從這天開始,從來不喜歡寫字的韓非開始記日記,都是記在信紙上,他答應嚴可要把他每天做的事情告訴他,每天他都趴着被窩裡吃力的寫“小可可,今天老子給螞蟻咬着蛋了,這裡的螞蟻忒厲害,都紅色兒的,老子現在蛋還腫着。”“小可可,今天瘦猴在訓練的時候裂開了褲襠,丫的竟然掛空擋,蛋呀腸呀全露了,你還別說看丫瘦小枯乾的,那兒還挺大,當然沒哥哥我的大。”……

等到寄信的時候他就把這蛋呀腸呀的給嚴可寄去,然後再寫寫的過程中等着嚴可的信,嚴可信來的時候他樂的嘴跟水瓢一樣,嚴可的信也寫的比他好多了,甩出十八條街都不止,最後還教訓他不要整天圍着蛋打轉,太低俗,但卻是他的風格。

就這樣,兩個人鴻雁傳書加上電話,班裡的戰友都問他“小韓又去給你媳婦打電話?小韓又給你媳婦寫信?”

媳婦?韓非覺得這個詞兒簡直美呆了,下一次打電話的時候就和嚴可說了,順便還佔點小便宜,“媳婦媳婦”的叫了好幾聲兒。

嚴可也不和他計較。隔得遠管不了,他貧也不是貧一天兩天了,他的默許簡直要把韓非高興死了,他以後寫信的稱呼都改成了媳婦兒。

自從和嚴可恢復了通信,韓非覺得渾身充滿了幹勁兒,很快就被提拔成尖兵,其實他也覺得當兵是他的出路,不過這兒就是隔着媳婦遠了,他要想法兒回b市去。

韓爸爸當然不可能永遠讓他在邊疆站崗放哨,不過這次他真作大了,一定要好好磨磨他的戾氣,這一磨就是兩年多。

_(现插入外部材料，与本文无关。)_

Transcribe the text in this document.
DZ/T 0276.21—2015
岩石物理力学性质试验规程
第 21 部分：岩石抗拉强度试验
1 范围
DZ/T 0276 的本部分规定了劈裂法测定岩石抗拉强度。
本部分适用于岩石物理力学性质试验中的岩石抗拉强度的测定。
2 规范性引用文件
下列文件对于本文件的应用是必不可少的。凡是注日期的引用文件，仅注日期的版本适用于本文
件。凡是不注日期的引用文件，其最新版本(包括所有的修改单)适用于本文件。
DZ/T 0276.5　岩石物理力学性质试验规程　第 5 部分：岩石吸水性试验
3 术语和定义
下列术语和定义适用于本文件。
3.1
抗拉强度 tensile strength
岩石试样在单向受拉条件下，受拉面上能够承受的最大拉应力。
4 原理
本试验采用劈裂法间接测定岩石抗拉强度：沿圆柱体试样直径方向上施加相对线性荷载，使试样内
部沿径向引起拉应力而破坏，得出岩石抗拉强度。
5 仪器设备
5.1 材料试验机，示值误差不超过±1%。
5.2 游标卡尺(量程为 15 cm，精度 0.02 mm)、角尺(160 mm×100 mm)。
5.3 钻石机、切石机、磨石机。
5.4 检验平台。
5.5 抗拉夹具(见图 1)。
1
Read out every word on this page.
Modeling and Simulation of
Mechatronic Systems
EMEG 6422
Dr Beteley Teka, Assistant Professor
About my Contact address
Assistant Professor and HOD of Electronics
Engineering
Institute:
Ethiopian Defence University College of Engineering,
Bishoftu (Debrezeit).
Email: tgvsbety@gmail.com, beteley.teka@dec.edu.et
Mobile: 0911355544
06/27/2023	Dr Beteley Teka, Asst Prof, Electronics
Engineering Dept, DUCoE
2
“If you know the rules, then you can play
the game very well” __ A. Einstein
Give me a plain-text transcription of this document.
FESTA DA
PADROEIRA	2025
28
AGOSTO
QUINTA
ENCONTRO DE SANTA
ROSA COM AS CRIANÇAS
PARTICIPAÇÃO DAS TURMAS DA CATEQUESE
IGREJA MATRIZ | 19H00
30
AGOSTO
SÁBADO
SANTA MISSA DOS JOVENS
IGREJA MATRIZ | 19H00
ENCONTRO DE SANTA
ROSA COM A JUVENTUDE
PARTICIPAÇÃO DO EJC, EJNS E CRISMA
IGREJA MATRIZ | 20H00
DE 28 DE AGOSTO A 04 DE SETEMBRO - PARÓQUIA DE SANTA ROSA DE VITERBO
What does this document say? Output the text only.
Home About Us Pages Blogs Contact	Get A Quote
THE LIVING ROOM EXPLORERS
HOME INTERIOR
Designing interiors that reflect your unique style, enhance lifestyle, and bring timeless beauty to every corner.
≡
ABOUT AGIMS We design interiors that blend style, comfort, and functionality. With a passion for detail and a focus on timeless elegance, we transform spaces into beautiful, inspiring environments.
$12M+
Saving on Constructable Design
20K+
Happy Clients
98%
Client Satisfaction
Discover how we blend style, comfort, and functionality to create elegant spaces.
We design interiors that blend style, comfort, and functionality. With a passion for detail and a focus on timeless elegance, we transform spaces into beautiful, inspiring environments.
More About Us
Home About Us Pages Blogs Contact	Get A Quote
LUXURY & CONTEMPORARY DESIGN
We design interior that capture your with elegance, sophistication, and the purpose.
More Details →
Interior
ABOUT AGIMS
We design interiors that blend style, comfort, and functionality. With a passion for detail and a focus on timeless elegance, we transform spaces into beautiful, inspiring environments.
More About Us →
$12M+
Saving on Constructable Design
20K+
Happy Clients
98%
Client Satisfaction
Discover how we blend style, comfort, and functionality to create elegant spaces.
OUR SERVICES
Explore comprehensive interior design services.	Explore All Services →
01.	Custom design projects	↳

韓非20歲了,韓爸爸想把他調回b市,可是他卻拒絕了,他被來挑選特種兵的雪豹大隊隊長看中,成了一名特種兵。

當特種兵要經歷更爲殘酷和艱苦的訓練,但是韓非覺得他能忍,等他驕傲的站在媳婦面前時,媳婦也就成了醫學院的大學生了。

等再見面他們都覺得彼此高了,變了。現在韓非高嚴可差不多有十公分,嚴可178,韓非186,嚴可帶着眼鏡穿着白色針織衫,韓非理着平頭穿着迷彩服,輪廓都是彼此熟悉的,卻更加英俊和成熟。

對視了許久,他們對彼此展開雙臂,終於可以緊緊的抱在一起。